The Iowa Insurance Division announced Wednesday that Insurance Commissioner Nick Gerhart was taking over CoOpportunity Health, a struggling cooperative that sprouted out of the Affordable Care Act.
A local court had granted Gerhart’s request to be appointed as “rehabilitator” of the nonprofit, after the state warned of its “hazardous financial condition.” Gerhart now has the authority to manage the company — and either restructure it or have its assets liquidated.
Gerhart told customers that those who enrolled before Dec. 15 and make their premium payments can keep their insurance.
But anyone who signed up Dec. 16 or later will not have coverage and now must enroll in other plans to stay insured. Further, if CoOpportunity Health goes under, a government safety net could protect those left holding their policies. However, the coverage “may be limited,” the state warned.
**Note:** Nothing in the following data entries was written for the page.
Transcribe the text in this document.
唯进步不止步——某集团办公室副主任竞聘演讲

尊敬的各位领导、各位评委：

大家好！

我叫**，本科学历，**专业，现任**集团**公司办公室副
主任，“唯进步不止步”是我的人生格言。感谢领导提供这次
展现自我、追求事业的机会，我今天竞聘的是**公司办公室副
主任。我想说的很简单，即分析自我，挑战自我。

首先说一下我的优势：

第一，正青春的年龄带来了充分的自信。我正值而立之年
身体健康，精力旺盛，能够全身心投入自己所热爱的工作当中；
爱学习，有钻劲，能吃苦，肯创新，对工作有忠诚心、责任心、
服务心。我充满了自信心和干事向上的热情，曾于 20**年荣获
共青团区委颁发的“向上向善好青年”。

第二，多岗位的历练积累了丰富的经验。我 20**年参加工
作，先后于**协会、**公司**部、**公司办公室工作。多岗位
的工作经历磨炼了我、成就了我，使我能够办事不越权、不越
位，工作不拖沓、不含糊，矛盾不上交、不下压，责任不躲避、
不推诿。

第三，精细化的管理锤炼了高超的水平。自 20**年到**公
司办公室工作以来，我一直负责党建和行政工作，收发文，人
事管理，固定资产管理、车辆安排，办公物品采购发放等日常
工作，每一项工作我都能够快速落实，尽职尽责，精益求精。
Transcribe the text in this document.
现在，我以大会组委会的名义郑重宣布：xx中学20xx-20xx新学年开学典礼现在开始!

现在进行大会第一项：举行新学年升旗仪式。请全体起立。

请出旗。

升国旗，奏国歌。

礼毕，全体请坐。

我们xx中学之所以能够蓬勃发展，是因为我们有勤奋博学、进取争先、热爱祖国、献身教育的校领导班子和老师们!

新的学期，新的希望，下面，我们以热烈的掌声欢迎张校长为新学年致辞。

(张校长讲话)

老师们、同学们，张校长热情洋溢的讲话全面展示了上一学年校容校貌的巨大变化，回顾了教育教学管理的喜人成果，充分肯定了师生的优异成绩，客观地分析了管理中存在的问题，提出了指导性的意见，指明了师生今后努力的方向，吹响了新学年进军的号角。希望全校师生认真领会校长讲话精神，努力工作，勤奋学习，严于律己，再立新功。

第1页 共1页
And Gerhart is advising that most of the 120,000 CoOpportunity Health policyholders in Iowa and Nebraska “may find it in their best interests” to find new carriers by Feb. 15 — the deadline for open enrollment for 2015 coverage.
CoOpportunity Health will no longer offer its policies through Iowa’s online marketplace, either.
For critics of the law, Wednesday’s announcement was more evidence of the ACA’s problems.
“Here in Iowa, we were promised more [choices] and lower premiums, yet now we learn that one of two [companies] responsible for providing affordable insurance can’t provide what the law promises,” Drew Klein, director of the Iowa chapter of the conservative Americans for Prosperity, said.
With CoOpportunity Health off the exchanges, it leaves plans offered by Coventry Healthcare as the only option for Iowans who qualify for the federal subsidies under the law.
Coventry’s parent company, Aetna, said it would work with state and federal regulators “to do all we can to aid in a solution.”
“That solution must be in the best interests of the people in both states and incorporate adequate pricing to ensure sustainability of coverage,” Aetna said in a statement.
Employers that have a CoOpportunity Health group insurance plan also have been told to work with brokers to find new coverage.
Whether the confusion in Iowa portends problems elsewhere is unclear.
CoOpportunity Health was one of roughly two-dozen customer-owned cooperatives approved by the federal government under the health law to offer competitive plans in the individual and small-group markets.
“We do not believe that any other co-ops are facing immediate solvency problems,” Aaron Albright, a spokesman for the federal Centers for Medicare Medicaid Services, told The Des Moines Register.
The Iowa company, which formed last year, had been promised $146 million from the Centers for Medicare Medicaid Services.
The company was once seen as a new competitor for Iowa’s dominant health insurer, Wellmark, that would expand consumer choice and potentially drive down prices. Wellmark has declined to participate in the exchange.
But the company’s finances were a challenge, and they were made worse earlier this month when a provision adopted by Congress reduced the amount of its assets by about $60 million. CMS told the company last week that it would not provide additional funding immediately. The company, which did not oppose the state takeover, expects to receive additional federal risk mitigation payments in the second half of 2015.
The company is not yet insolvent, but its cash and invested assets dropped to $17.2 million earlier this month, down significantly from weeks earlier, Gerhart’s court petition said. CoOpportunity Health is also facing “extremely high health care utilization” by its members, Gerhart’s office said.
The Associated Press contributed to this report.